One day as I was leaving, Jeremy was also waiting for the lift. I was pleased he was there because its sequence of hums and clicks and whines, the little mechanical fanfare announcing my ejection from the ward for the night, sounded less lonely with someone beside me. Already I was missing the lulling hospital sounds: trolleys, soft treading feet, the swish of curtains drawn around beds. He stared at the lift doors, I studied him. His shoulders, but also something in his face, gave him a burdened air.

“Hi. Just off?” he said.

I nodded. He nodded back. “People often do find it difficult,” he said rather nicely. “I mean after.”

“After what?” I said, and he blushed.

The lift arrived and we travelled down. At the bottom he asked for my telephone number. Three days later he took me out for a drink and talked about himself. As I listened, I was thinking that even if burdened he looked, in the way doctors can, becalmed by responsibility. Despite the junior doctor pallor and slumped shoulders, he exuded enough certainty about life to deal with whatever might be waiting for me “after,” beyond the ward; he had a forward-going force that I knew I lacked. And he seemed an intrepid person-indeed the very practice of medicine was to me intrepid in itself: all those intimate, dreadful incursions into other people’s bodies, how did he ever dare? When he said that he intended to specialize in anaesthesia, I knew he wouldn’t let me feel a thing. It was the most seductive promise he could have made, to keep me benumbed.

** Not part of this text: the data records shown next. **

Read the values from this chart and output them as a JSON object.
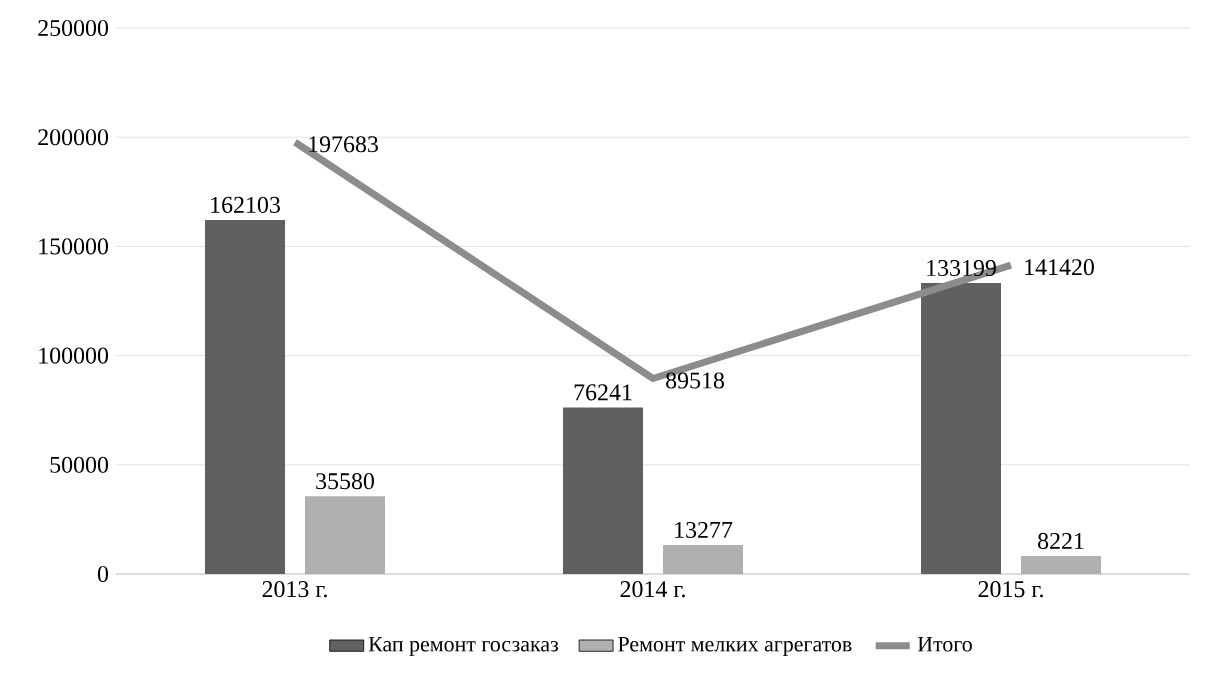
{
  "chart_data": {
    "type": "bar",
    "categories": [
      "2013 г.",
      "2014 г.",
      "2015 г."
    ],
    "series": [
      {
        "name": "Кап ремонт госзаказ",
        "color": "#606060",
        "values": [
          162103,
          76241,
          133199
        ]
      },
      {
        "name": "Ремонт мелких агрегатов",
        "color": "#b0b0b0",
        "values": [
          35580,
          13277,
          8221
        ]
      },
      {
        "name": "Итого",
        "type": "line",
        "color": "#8c8c8c",
        "values": [
          197683,
          89518,
          141420
        ]
      }
    ],
    "ylim": [
      0,
      250000
    ],
    "yticks": [
      0,
      50000,
      100000,
      150000,
      200000,
      250000
    ],
    "grid": "y",
    "legend": "bottom",
    "data_labels": true,
    "marker": "none",
    "line_style": "solid"
  }
}
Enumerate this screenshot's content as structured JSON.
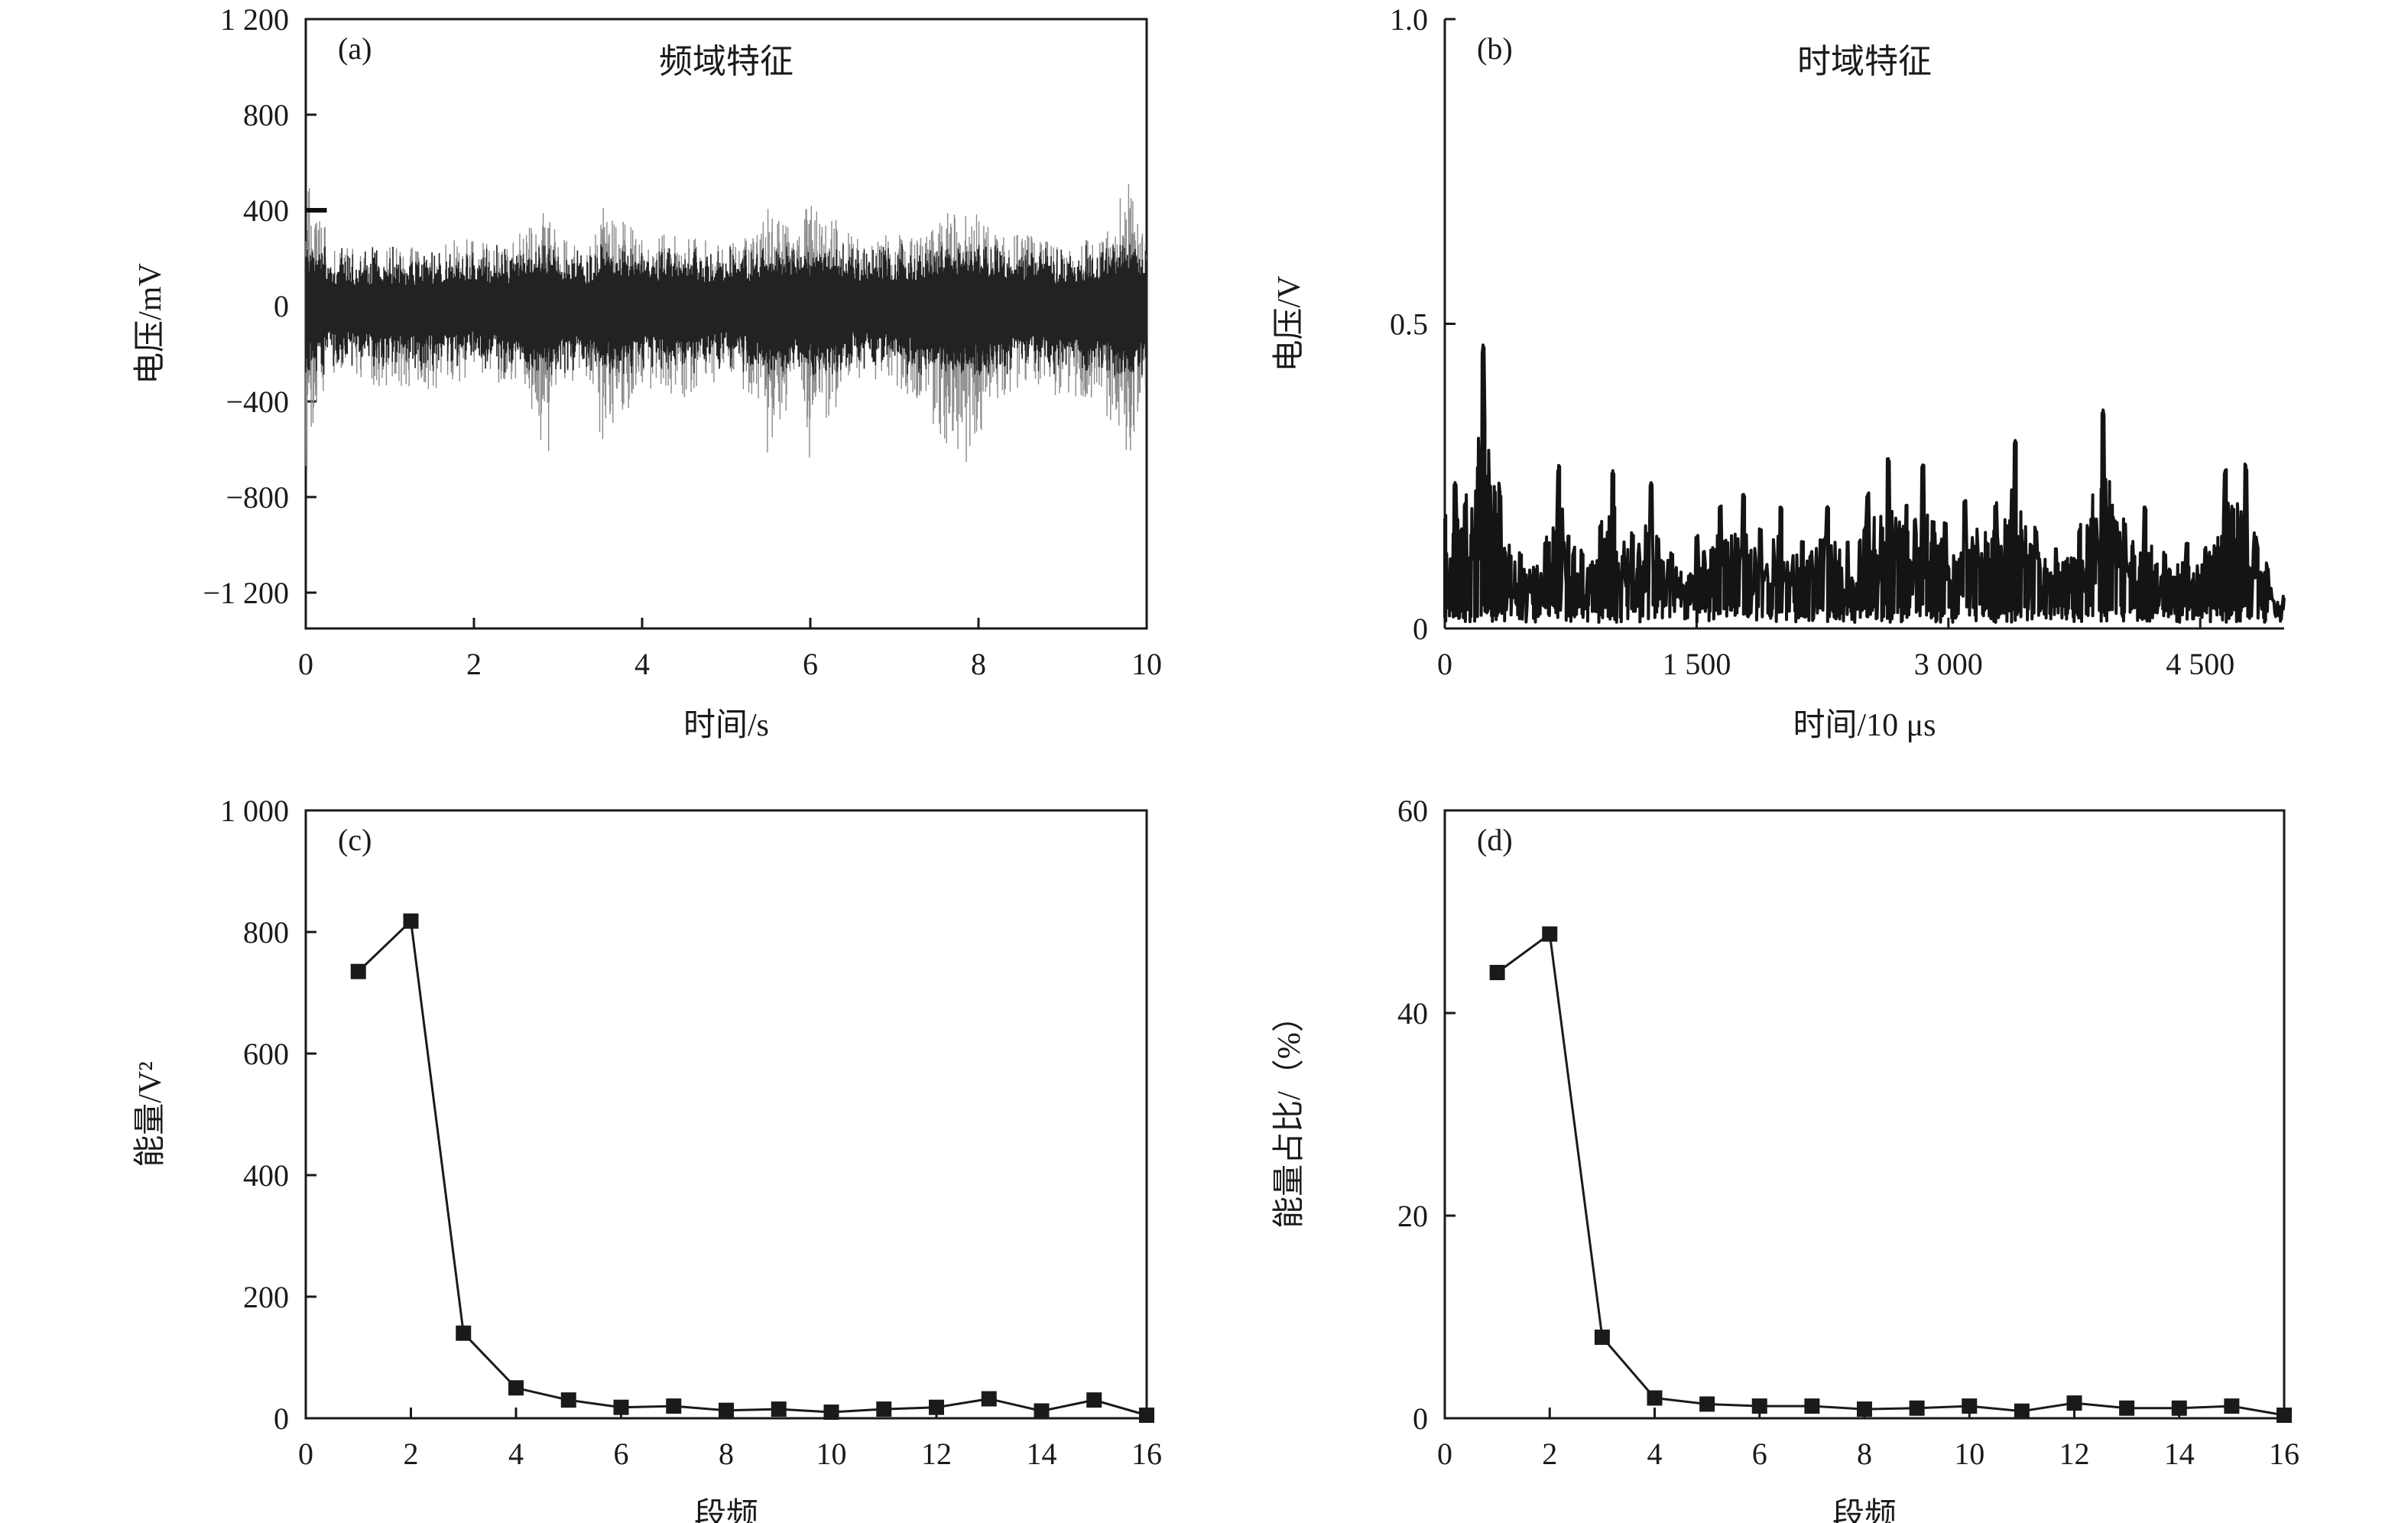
{
  "chart_data": [
    {
      "id": "a",
      "type": "line",
      "panel_label": "(a)",
      "title": "频域特征",
      "xlabel": "时间/s",
      "ylabel": "电压/mV",
      "xlim": [
        0,
        10
      ],
      "ylim": [
        -1350,
        1200
      ],
      "xticks": [
        0,
        2,
        4,
        6,
        8,
        10
      ],
      "xtick_labels": [
        "0",
        "2",
        "4",
        "6",
        "8",
        "10"
      ],
      "yticks": [
        1200,
        800,
        400,
        0,
        -400,
        -800,
        -1200
      ],
      "ytick_labels": [
        "1 200",
        "800",
        "400",
        "0",
        "−400",
        "−800",
        "−1 200"
      ],
      "series": [
        {
          "x": [
            0,
            0.1,
            0.3,
            0.5,
            1.0,
            1.5,
            2.0,
            2.4,
            2.9,
            3.0,
            3.4,
            3.5,
            4.0,
            4.4,
            5.0,
            5.4,
            5.5,
            5.8,
            6.0,
            6.5,
            7.0,
            7.3,
            7.8,
            8.2,
            8.6,
            9.0,
            9.4,
            9.8,
            10.0
          ],
          "y_upper": [
            700,
            500,
            250,
            250,
            250,
            250,
            300,
            250,
            450,
            300,
            250,
            420,
            300,
            300,
            260,
            300,
            450,
            300,
            460,
            300,
            300,
            300,
            450,
            300,
            300,
            250,
            300,
            520,
            300
          ],
          "y_lower": [
            -750,
            -450,
            -280,
            -300,
            -350,
            -350,
            -300,
            -350,
            -620,
            -350,
            -350,
            -600,
            -350,
            -400,
            -300,
            -400,
            -650,
            -350,
            -650,
            -300,
            -350,
            -400,
            -700,
            -400,
            -350,
            -380,
            -400,
            -640,
            -350
          ]
        }
      ]
    },
    {
      "id": "b",
      "type": "line",
      "panel_label": "(b)",
      "title": "时域特征",
      "xlabel": "时间/10 μs",
      "ylabel": "电压/V",
      "xlim": [
        0,
        5000
      ],
      "ylim": [
        0,
        1.0
      ],
      "xticks": [
        0,
        1500,
        3000,
        4500
      ],
      "xtick_labels": [
        "0",
        "1 500",
        "3 000",
        "4 500"
      ],
      "yticks": [
        0,
        0.5,
        1.0
      ],
      "ytick_labels": [
        "0",
        "0.5",
        "1.0"
      ],
      "series": [
        {
          "peaks": [
            [
              0,
              0.18
            ],
            [
              60,
              0.24
            ],
            [
              120,
              0.2
            ],
            [
              230,
              0.47
            ],
            [
              330,
              0.22
            ],
            [
              450,
              0.12
            ],
            [
              600,
              0.14
            ],
            [
              680,
              0.27
            ],
            [
              820,
              0.12
            ],
            [
              930,
              0.17
            ],
            [
              1000,
              0.26
            ],
            [
              1120,
              0.15
            ],
            [
              1230,
              0.24
            ],
            [
              1350,
              0.12
            ],
            [
              1500,
              0.15
            ],
            [
              1640,
              0.2
            ],
            [
              1780,
              0.22
            ],
            [
              1880,
              0.16
            ],
            [
              2000,
              0.2
            ],
            [
              2130,
              0.14
            ],
            [
              2280,
              0.2
            ],
            [
              2400,
              0.14
            ],
            [
              2520,
              0.22
            ],
            [
              2640,
              0.28
            ],
            [
              2750,
              0.2
            ],
            [
              2850,
              0.27
            ],
            [
              2980,
              0.17
            ],
            [
              3100,
              0.21
            ],
            [
              3280,
              0.2
            ],
            [
              3400,
              0.31
            ],
            [
              3520,
              0.16
            ],
            [
              3640,
              0.13
            ],
            [
              3780,
              0.16
            ],
            [
              3920,
              0.36
            ],
            [
              4050,
              0.17
            ],
            [
              4170,
              0.2
            ],
            [
              4290,
              0.12
            ],
            [
              4420,
              0.14
            ],
            [
              4530,
              0.13
            ],
            [
              4650,
              0.26
            ],
            [
              4770,
              0.27
            ],
            [
              4900,
              0.1
            ],
            [
              5000,
              0.05
            ]
          ]
        }
      ]
    },
    {
      "id": "c",
      "type": "line",
      "panel_label": "(c)",
      "title": "",
      "xlabel": "段频",
      "ylabel": "能量/V²",
      "xlim": [
        0,
        16
      ],
      "ylim": [
        0,
        1000
      ],
      "xticks": [
        0,
        2,
        4,
        6,
        8,
        10,
        12,
        14,
        16
      ],
      "xtick_labels": [
        "0",
        "2",
        "4",
        "6",
        "8",
        "10",
        "12",
        "14",
        "16"
      ],
      "yticks": [
        0,
        200,
        400,
        600,
        800,
        1000
      ],
      "ytick_labels": [
        "0",
        "200",
        "400",
        "600",
        "800",
        "1 000"
      ],
      "series": [
        {
          "x": [
            1,
            2,
            3,
            4,
            5,
            6,
            7,
            8,
            9,
            10,
            11,
            12,
            13,
            14,
            15,
            16
          ],
          "y": [
            735,
            818,
            140,
            50,
            30,
            18,
            20,
            13,
            15,
            10,
            15,
            18,
            32,
            12,
            30,
            5
          ]
        }
      ]
    },
    {
      "id": "d",
      "type": "line",
      "panel_label": "(d)",
      "title": "",
      "xlabel": "段频",
      "ylabel": "能量占比/（%）",
      "xlim": [
        0,
        16
      ],
      "ylim": [
        0,
        60
      ],
      "xticks": [
        0,
        2,
        4,
        6,
        8,
        10,
        12,
        14,
        16
      ],
      "xtick_labels": [
        "0",
        "2",
        "4",
        "6",
        "8",
        "10",
        "12",
        "14",
        "16"
      ],
      "yticks": [
        0,
        20,
        40,
        60
      ],
      "ytick_labels": [
        "0",
        "20",
        "40",
        "60"
      ],
      "series": [
        {
          "x": [
            1,
            2,
            3,
            4,
            5,
            6,
            7,
            8,
            9,
            10,
            11,
            12,
            13,
            14,
            15,
            16
          ],
          "y": [
            44,
            47.8,
            8,
            2,
            1.4,
            1.2,
            1.2,
            0.9,
            1.0,
            1.2,
            0.7,
            1.5,
            1.0,
            1.0,
            1.2,
            0.3
          ]
        }
      ]
    }
  ]
}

What did I offer in return? Nothing really, of any visible value, perhaps nothing at all beyond my self as a prepared and willing surface for the marital textures of stasis and familiarity, an implicit pledge that I would spring no surprises. Two years later I entered marriage gratefully. It was like stepping into a clean white room whose door Jeremy held open and then closed quietly behind us.

For most of the rest of that night I drifted through Arthur’s house. Eventually I lay down on the sofa and drew in a long, stifling breath that made me wonder if I was taking in water rather than air, and indeed if I should not prefer to be drowning rather than falling asleep. It seemed that I was staring into dark water from a raft, alive but not quite rescued, and afloat slightly reluctantly. My eyes began to sting. I wanted Arthur with me.